Un architecte ne va pas perdre son temps à modifier ses détails si le choix du produit n’est pas arrêté. Personne ne risquerait de perdre son temps pour rien. Croire qu’en diffusant des objets BIM on va faire connaître son produit est une erreur, ou du moins, on ne touchera pas les architectes ciblés…

Un problème de cible

Certes, si vous avez des fichiers dwg, rfa etc, ils seront téléchargés, parfois de nombreuses fois, mais ne tombez pas dans le piège des chiffres qui masquent une réalité moins enthousiasmante. Interrogez-vous plutôt sur qui télécharge vos produits ?

 

La première réponse qui vient à l’esprit est l’architecte. Oui, il y a des architectes mais quel architecte ? Dans le cadre du BIM, il est clair que seule les grandes agences se sont au BIM. Cependant, BIM ou pas, la démarche est la même. Dans les grandes agences, qui sont la cible première de la plupart des industriels, l’architecte chef de projet, est le seul qui décide des matériaux qu’il va utiliser dans le projet avec la concertation de ses partenaires et de ses clients. Mais il n’est en général pas la personne qui va dessiner le détail sur le plan. Ce n’est donc pas l’architecte prescripteur de votre produit qui sera en lien directe avec votre fichier. Il va formuler une esquisse, un crobar qu’il transmettra soit à un jeune architecte, soit à un dessinateur en fonction de l’agence. Dans les deux cas, leur rôle est assez semblable puisqu’il obéira au choix de leur chef de projet. Même s’il arrive que dans les petites agences, l’architecte qui dessine ait plus de liberté.

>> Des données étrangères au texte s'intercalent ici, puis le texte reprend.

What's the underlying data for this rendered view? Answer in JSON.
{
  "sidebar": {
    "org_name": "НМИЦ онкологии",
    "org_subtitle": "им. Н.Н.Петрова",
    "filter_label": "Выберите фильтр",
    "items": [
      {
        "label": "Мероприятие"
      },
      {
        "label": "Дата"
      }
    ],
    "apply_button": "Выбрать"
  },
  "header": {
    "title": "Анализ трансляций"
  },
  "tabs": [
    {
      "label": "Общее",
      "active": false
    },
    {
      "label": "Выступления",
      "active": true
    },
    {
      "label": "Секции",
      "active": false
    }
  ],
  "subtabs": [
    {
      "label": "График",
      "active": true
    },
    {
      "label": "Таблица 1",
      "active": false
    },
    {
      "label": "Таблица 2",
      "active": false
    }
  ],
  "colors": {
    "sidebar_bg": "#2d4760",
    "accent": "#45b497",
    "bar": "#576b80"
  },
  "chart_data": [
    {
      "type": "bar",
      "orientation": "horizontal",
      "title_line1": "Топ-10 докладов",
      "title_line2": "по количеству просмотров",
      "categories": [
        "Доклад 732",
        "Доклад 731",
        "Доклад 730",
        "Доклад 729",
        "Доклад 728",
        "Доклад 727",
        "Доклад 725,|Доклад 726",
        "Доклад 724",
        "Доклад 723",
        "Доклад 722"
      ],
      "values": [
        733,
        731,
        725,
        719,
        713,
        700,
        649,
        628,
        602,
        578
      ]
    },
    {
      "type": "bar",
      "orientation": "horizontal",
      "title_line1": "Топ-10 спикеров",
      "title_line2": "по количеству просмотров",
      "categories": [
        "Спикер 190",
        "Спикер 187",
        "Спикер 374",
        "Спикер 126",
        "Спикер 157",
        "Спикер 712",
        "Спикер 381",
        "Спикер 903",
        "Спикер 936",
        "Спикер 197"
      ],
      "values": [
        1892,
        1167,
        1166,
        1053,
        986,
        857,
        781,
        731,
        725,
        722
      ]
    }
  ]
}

Ensuite, les personnes qui téléchargent les fichiers sont aussi des personnes qui n’ont pas de bibliothèques, cela peut-être des étudiants mais c’est de plus en plus rare car à leur premier stage, il récupère la bibliothèque de leur employeur, ce qui fait qu’il existe très peu de bibliothèque en réalité… Il peut s’agir de maître d’oeuvre en bâtiment, ou de particulier, de plus en plus nombreux à utiliser Autocad !

Cette question du timing devrait je l’espère diminuer, ce qui témoignerai de la percée du BIM chez les libéraux et les très petites agences. Cependant, en étant pragmatique, ce n’est pas pour demain.

Fichier générique ou fichier produit ?

Peut-être qu’à ce stage, vous vous demandez si vous devriez faire des objets génériques plutôt que des fichiers dédiés à des produits spécifiques.

Chaque fichier n’a pas le même objectif. Beaucoup d’architectes vous répondront par des fichiers génériques car ils pourront ainsi améliorer leur fichier d’objets ou leurs bibliothèques personnelles mais question retour sur investissement pour vous, ce sera mitigé. Car quand ils vous répondent par des fichiers génériques, ce n’est pas forcément pour utiliser vos produits après mais plutôt pour leurs besoins d’avoir des détails propres à présenter à leurs client dans les phases d’avant-projet.

La meilleure démarche concernant les fichiers génériques est de les confier à votre syndicat qui représente votre industrie, cela permet de mutualiser les coûts et de répondre positivement aux besoins des architectes.

Concernant les fichiers de vos produits, ils sont bien sûr très appréciés des architectes, mais cette démarche doit s’inscrire dans une démarche de fidélisation et non d’acquisition.

Acquisition ou fidélisation ?

Pour de la fidélisation, les fichiers d’objets sont un bon canal, il n’y a pas de doute sur ce point.

Pour de l’acquisition, c’est en revanche à éviter. Le meilleur moyen de faire connaître un produit à un architecte est en lui apportant une solution qui répond à son projet. Des plateformes comme Kiiwan permettent de le faire gratuitement. Vous pouvez décrire la mise en oeuvre des solutions, lier des systèmes à des produits, recevoir les questions d’architectes… Un architecte utilise des solutions qu’il maitrise, des produits dont il sera capable d’expliquer la mise en œuvre à ses partenaires, si ce n’est pas le cas, il prendra un autre produit.

En conclusion

  • Un architecte ne perd pas son temps sur des bibliothèques d’objets mais utilise sa propre bibliothèque ou fichier.
  • Les fichiers d’objets sont de bon moyen de fidélisation.
  • Les fichiers d’objets ne fonctionnent pas dans une stratégie d’acquisition avec la maitrise d’œuvre.
  • Des plateformes comme Kiiwan permettent de faire connaître gratuitement vos produits en expliquant leurs mises en œuvre et leurs valeurs ajoutés vis-à-vis de votre marché.